CRISPR/Cas9-mediated gene editing in an exogenous transgene and an endogenous sex determination gene in the Caribbean fruit fly, Anastrepha suspensa

Authors: LI, JIANWEI - University Of Florida; Handler, Alfred - Al

Submitted to: Gene
Publication Type: Peer Reviewed Journal
Publication Acceptance Date: 12/30/2018
Publication Date: 1/3/2019
Citation: Li, J., Handler, A.M. 2019. CRISPR/Cas9-mediated gene editing in an exogenous transgene and an endogenous sex determination gene in the Caribbean fruit fly, Anastrepha suspensa. Gene. 691:160-166. https://doi.org/10.1016/j.gene.2018.12.055.
DOI: https://doi.org/10.1016/j.gene.2018.12.055

Interpretive Summary: The creation of genetically modified strains for the development of more effective biological control programs for insects of agricultural and medical importance is a major goal of the USDA, Agriculture Research Service, Center for Medical, Agricultural and Veterinary Entomology, Gainesville, Florida. A major roadblock to the efficient creation of these strains, and the design of novel strategies, is the random insertion of DNA into the genome using current gene-transfer vector systems, and the occasional need to eliminate function of some active genes in the host strain. Both of these drawbacks can be eliminated by the successful use of new gene-editing techniques based on the CRISPR/Cas9 system. In this report, we describe experiments that test the CRISPR/Cas9 system for the first time in the Caribbean fruit fly, Anastrepha suspensa, by eliminating the function of a previous genetic modification (an EGFP fluorescent protein marker gene) and an existing gene, known as transformer-2, critical to sex-specific development and fertility. The function of both genes was eliminated specifically and with high efficiency, indicating that CRISPR/Cas9 can be used in the Caribfly, and related pest species, for new genetic modifications that improve the control of their population size in the field.

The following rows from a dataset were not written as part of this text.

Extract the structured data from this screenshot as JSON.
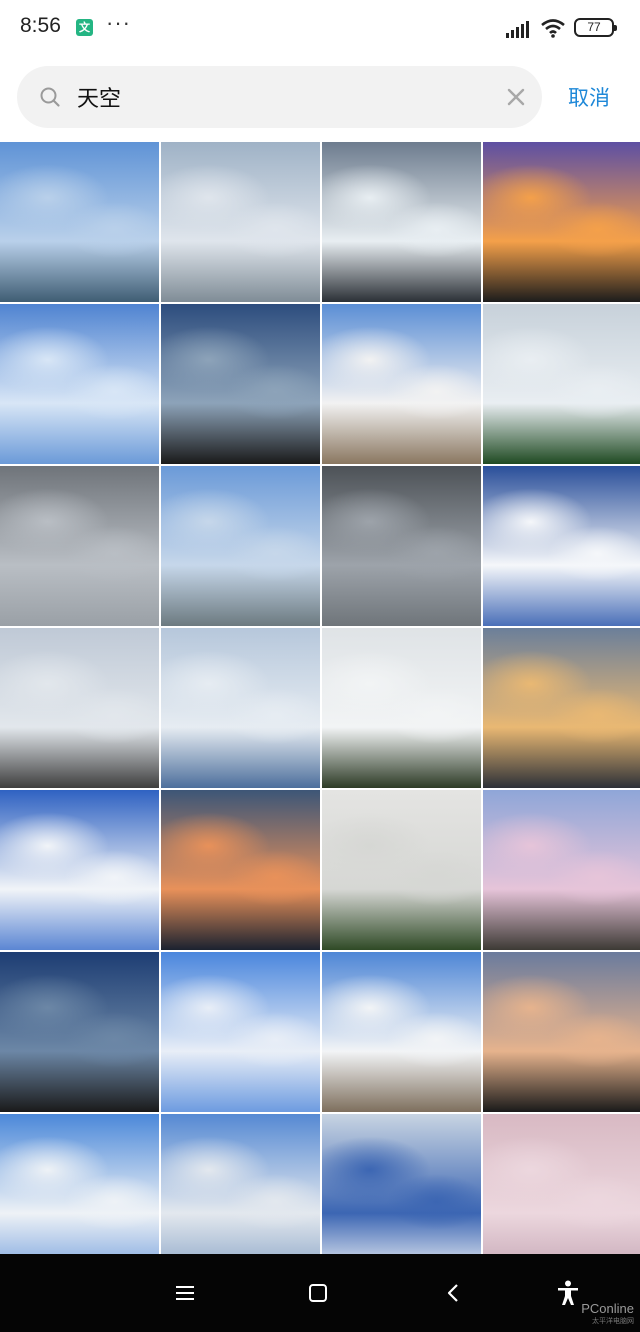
{
  "status_bar": {
    "time": "8:56",
    "app_icon": "tencent-news-icon",
    "more": "···",
    "battery": "77"
  },
  "search": {
    "query": "天空",
    "placeholder": "",
    "cancel_label": "取消"
  },
  "photos": [
    {
      "name": "photo-sky-city-blue",
      "colors": [
        "#5f93d6",
        "#b9d0ea",
        "#3f5d73"
      ]
    },
    {
      "name": "photo-grey-clouds",
      "colors": [
        "#9fb2c6",
        "#dfe5ec",
        "#7f8c96"
      ]
    },
    {
      "name": "photo-sun-through-clouds",
      "colors": [
        "#6d7c8e",
        "#e8eef2",
        "#2b3036"
      ]
    },
    {
      "name": "photo-sunset-purple",
      "colors": [
        "#5d4fa3",
        "#f4a04a",
        "#1c1c1c"
      ]
    },
    {
      "name": "photo-blue-sky-white-clouds",
      "colors": [
        "#4f83d1",
        "#d8e6f6",
        "#6b9ad8"
      ]
    },
    {
      "name": "photo-dark-river-screenshot",
      "colors": [
        "#2d4d7e",
        "#8da3b9",
        "#1a1a1a"
      ]
    },
    {
      "name": "photo-bridge-blue-sky",
      "colors": [
        "#5b8ed5",
        "#f2f2f2",
        "#8a7760"
      ]
    },
    {
      "name": "photo-palm-tree",
      "colors": [
        "#c7d1da",
        "#e9eef2",
        "#1f4a22"
      ]
    },
    {
      "name": "photo-overcast",
      "colors": [
        "#6f747a",
        "#b9bec4",
        "#9aa0a6"
      ]
    },
    {
      "name": "photo-river-horizon",
      "colors": [
        "#6b9ad8",
        "#c6d7ea",
        "#6c7a80"
      ]
    },
    {
      "name": "photo-storm-clouds-river",
      "colors": [
        "#4d5257",
        "#9da3aa",
        "#6f757a"
      ]
    },
    {
      "name": "photo-cumulus-dark-blue",
      "colors": [
        "#2a4f9a",
        "#f5f7fa",
        "#4a6fb8"
      ]
    },
    {
      "name": "photo-road-clouds",
      "colors": [
        "#bfc9d6",
        "#e2e7ec",
        "#3e3e3e"
      ]
    },
    {
      "name": "photo-wispy-clouds",
      "colors": [
        "#b6c7db",
        "#e6ecf2",
        "#4d6f9c"
      ]
    },
    {
      "name": "photo-tree-building-sky",
      "colors": [
        "#dfe3e6",
        "#f2f4f5",
        "#2d3b26"
      ]
    },
    {
      "name": "photo-golden-river-evening",
      "colors": [
        "#6b7f9a",
        "#e9b873",
        "#2d3138"
      ]
    },
    {
      "name": "photo-deep-blue-clouds",
      "colors": [
        "#2f62c2",
        "#f1f4f8",
        "#5b86d3"
      ]
    },
    {
      "name": "photo-sunset-orange-clouds",
      "colors": [
        "#3d5677",
        "#e8915a",
        "#1b2230"
      ]
    },
    {
      "name": "photo-white-sky-trees",
      "colors": [
        "#e4e4e2",
        "#d6d7d4",
        "#2f4a26"
      ]
    },
    {
      "name": "photo-buildings-pink-sky",
      "colors": [
        "#8fa6d8",
        "#e6c4d9",
        "#3d3a35"
      ]
    },
    {
      "name": "photo-dark-river-screenshot-2",
      "colors": [
        "#1d3d73",
        "#6c87a6",
        "#1a1a1a"
      ]
    },
    {
      "name": "photo-blue-sky-clouds-2",
      "colors": [
        "#4a86dd",
        "#e8eef7",
        "#6d9be0"
      ]
    },
    {
      "name": "photo-bridge-clouds-2",
      "colors": [
        "#4e86d6",
        "#f2f4f6",
        "#7e6f5d"
      ]
    },
    {
      "name": "photo-dusk-river-screenshot",
      "colors": [
        "#6a7b9d",
        "#e6b38d",
        "#1a1a1a"
      ]
    },
    {
      "name": "photo-blue-sky-clouds-3",
      "colors": [
        "#4b88d9",
        "#eef2f6",
        "#7aa3de"
      ]
    },
    {
      "name": "photo-clouds-large",
      "colors": [
        "#5589d3",
        "#e3e8ee",
        "#8da7c8"
      ]
    },
    {
      "name": "photo-sand-dune-card",
      "colors": [
        "#c8d4e2",
        "#3c66b3",
        "#eef1f5"
      ]
    },
    {
      "name": "photo-pink-clouds",
      "colors": [
        "#d8b9c3",
        "#ecd7de",
        "#c6a8b6"
      ]
    }
  ],
  "nav_bar": {
    "watermark": "PConline",
    "watermark_sub": "太平洋电脑网"
  }
}
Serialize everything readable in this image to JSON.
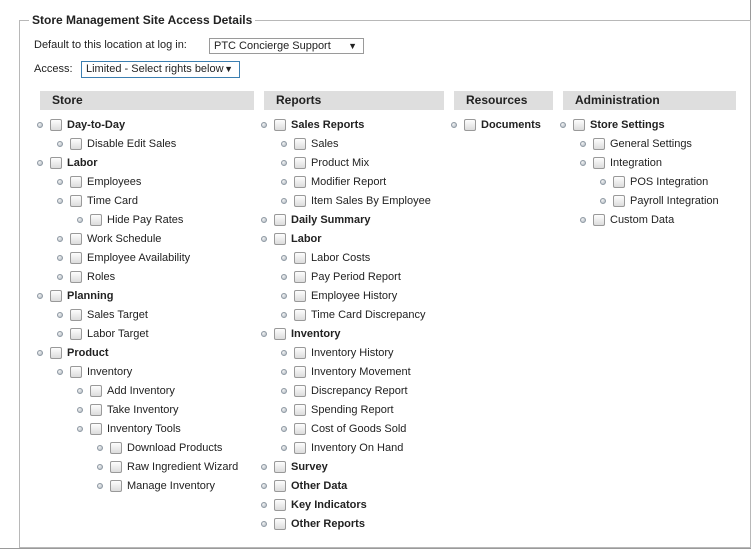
{
  "title": "Store Management Site Access Details",
  "default_location": {
    "label": "Default to this location at log in:",
    "value": "PTC Concierge Support"
  },
  "access": {
    "label": "Access:",
    "value": "Limited - Select rights below"
  },
  "columns": {
    "store": {
      "header": "Store",
      "items": [
        {
          "label": "Day-to-Day",
          "level": 0
        },
        {
          "label": "Disable Edit Sales",
          "level": 1
        },
        {
          "label": "Labor",
          "level": 0
        },
        {
          "label": "Employees",
          "level": 1
        },
        {
          "label": "Time Card",
          "level": 1
        },
        {
          "label": "Hide Pay Rates",
          "level": 2
        },
        {
          "label": "Work Schedule",
          "level": 1
        },
        {
          "label": "Employee Availability",
          "level": 1
        },
        {
          "label": "Roles",
          "level": 1
        },
        {
          "label": "Planning",
          "level": 0
        },
        {
          "label": "Sales Target",
          "level": 1
        },
        {
          "label": "Labor Target",
          "level": 1
        },
        {
          "label": "Product",
          "level": 0
        },
        {
          "label": "Inventory",
          "level": 1
        },
        {
          "label": "Add Inventory",
          "level": 2
        },
        {
          "label": "Take Inventory",
          "level": 2
        },
        {
          "label": "Inventory Tools",
          "level": 2
        },
        {
          "label": "Download Products",
          "level": 3
        },
        {
          "label": "Raw Ingredient Wizard",
          "level": 3
        },
        {
          "label": "Manage Inventory",
          "level": 3
        }
      ]
    },
    "reports": {
      "header": "Reports",
      "items": [
        {
          "label": "Sales Reports",
          "level": 0
        },
        {
          "label": "Sales",
          "level": 1
        },
        {
          "label": "Product Mix",
          "level": 1
        },
        {
          "label": "Modifier Report",
          "level": 1
        },
        {
          "label": "Item Sales By Employee",
          "level": 1
        },
        {
          "label": "Daily Summary",
          "level": 0
        },
        {
          "label": "Labor",
          "level": 0
        },
        {
          "label": "Labor Costs",
          "level": 1
        },
        {
          "label": "Pay Period Report",
          "level": 1
        },
        {
          "label": "Employee History",
          "level": 1
        },
        {
          "label": "Time Card Discrepancy",
          "level": 1
        },
        {
          "label": "Inventory",
          "level": 0
        },
        {
          "label": "Inventory History",
          "level": 1
        },
        {
          "label": "Inventory Movement",
          "level": 1
        },
        {
          "label": "Discrepancy Report",
          "level": 1
        },
        {
          "label": "Spending Report",
          "level": 1
        },
        {
          "label": "Cost of Goods Sold",
          "level": 1
        },
        {
          "label": "Inventory On Hand",
          "level": 1
        },
        {
          "label": "Survey",
          "level": 0
        },
        {
          "label": "Other Data",
          "level": 0
        },
        {
          "label": "Key Indicators",
          "level": 0
        },
        {
          "label": "Other Reports",
          "level": 0
        }
      ]
    },
    "resources": {
      "header": "Resources",
      "items": [
        {
          "label": "Documents",
          "level": 0
        }
      ]
    },
    "administration": {
      "header": "Administration",
      "items": [
        {
          "label": "Store Settings",
          "level": 0
        },
        {
          "label": "General Settings",
          "level": 1
        },
        {
          "label": "Integration",
          "level": 1
        },
        {
          "label": "POS Integration",
          "level": 2
        },
        {
          "label": "Payroll Integration",
          "level": 2
        },
        {
          "label": "Custom Data",
          "level": 1
        }
      ]
    }
  }
}
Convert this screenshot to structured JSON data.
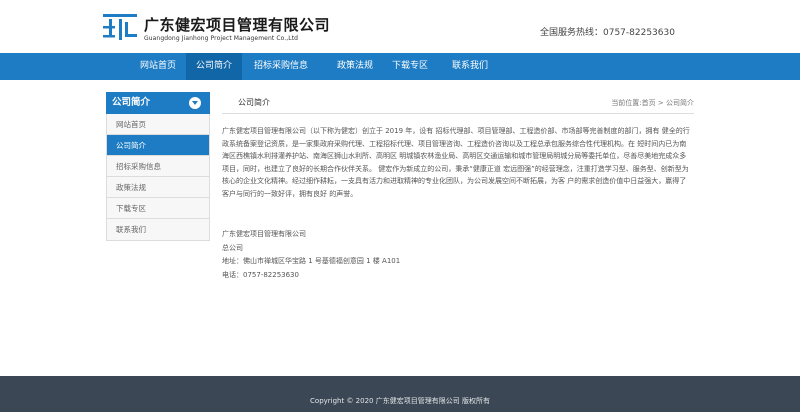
{
  "header": {
    "company_cn": "广东健宏项目管理有限公司",
    "company_en": "Guangdong Jianhong Project Management Co.,Ltd",
    "hotline": "全国服务热线：0757-82253630"
  },
  "nav": {
    "items": [
      {
        "label": "网站首页"
      },
      {
        "label": "公司简介"
      },
      {
        "label": "招标采购信息"
      },
      {
        "label": "政策法规"
      },
      {
        "label": "下载专区"
      },
      {
        "label": "联系我们"
      }
    ],
    "active_index": 1
  },
  "sidebar": {
    "title": "公司简介",
    "items": [
      {
        "label": "网站首页"
      },
      {
        "label": "公司简介"
      },
      {
        "label": "招标采购信息"
      },
      {
        "label": "政策法规"
      },
      {
        "label": "下载专区"
      },
      {
        "label": "联系我们"
      }
    ],
    "active_index": 1
  },
  "content": {
    "section_title": "公司简介",
    "breadcrumb": "当前位置:首页 > 公司简介",
    "paragraph": "广东健宏项目管理有限公司（以下称为健宏）创立于 2019 年，设有 招标代理部、项目管理部、工程造价部、市场部等完善制度的部门，拥有 健全的行政系统备案登记资质，是一家集政府采购代理、工程招标代理、项目管理咨询、工程造价咨询以及工程总承包服务综合性代理机构。在 短时间内已为南海区西樵镇水利排灌养护站、南海区狮山水利所、高明区 明城镇农林渔业局、高明区交通运输和城市管理局明城分局等委托单位，尽善尽美地完成众多项目，同时，也建立了良好的长期合作伙伴关系。 健宏作为新成立的公司，秉承“健康正道 宏远图强”的经营理念，注重打造学习型、服务型、创新型为核心的企业文化精神。经过细作耕耘，一支具有活力和进取精神的专业化团队，为公司发展空间不断拓展，为客 户的需求创造价值中日益强大，赢得了客户与同行的一致好评，拥有良好 的声誉。",
    "contact": {
      "company": "广东健宏项目管理有限公司",
      "office": "总公司",
      "address": "地址：佛山市禅城区华宝路 1 号基德福创意园 1 楼 A101",
      "phone": "电话：0757-82253630"
    }
  },
  "footer": {
    "copyright": "Copyright © 2020 广东健宏项目管理有限公司 版权所有"
  },
  "colors": {
    "brand_blue": "#1d7cc4",
    "nav_active": "#1166a8",
    "footer_bg": "#3b4754"
  }
}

Technical Abstract: CRISPR/Cas9-mediated gene-editing, using injected Cas9 protein, was achieved in the Caribbean fruit fly, Anastrepha suspensa, by initially targeting an exogenous transgene, polyubiquitin-regulated EGFP (PUb-EGFP), for non-homologous end-joining (NHEJ) knock-outs using an individual sgRNA. Multiple deletion mutations, having deletions ranging from 2 to 5 nts proximal to the target site, were identified phenotypically by the loss of green fluorescence in transgenic flies that were also marked with PUb-DsRed. This represented a relatively high efficiency rate of 29% for germ-line mutations. Similar conditions were then used to target an endogenous sex-determination gene, As-transformer-2 (Astra-2), using two sgRNAs that targeted independent exon sequences 671 bp apart. Mutations were identified phenotypically in G0 adult flies based upon intersexual genital morphology, expected to occur only in XX females since Astra-2 knock-outs by dsRNA are known not to have a phenotypic effect in XY males. Consistent with this expectation, 12 types of short indels, ranging from -15 nts to +5 nts, were identified proximal to the 5’ sgRNA-1 target site in intersexual adults at a frequency of 81%. However, the 3’ sgRNA-2 target was only associated with a single 774 bp deletion extending from the sgRNA-1 target site to 100 bp downstream of the sgRNA-2 target. This is encouraging for the eventual use of dual target sites for homology-directed repair (HDR) insertions, but suggests that the sgRNA-2 target site tested may not be optimal for Astra-2 HDR modification.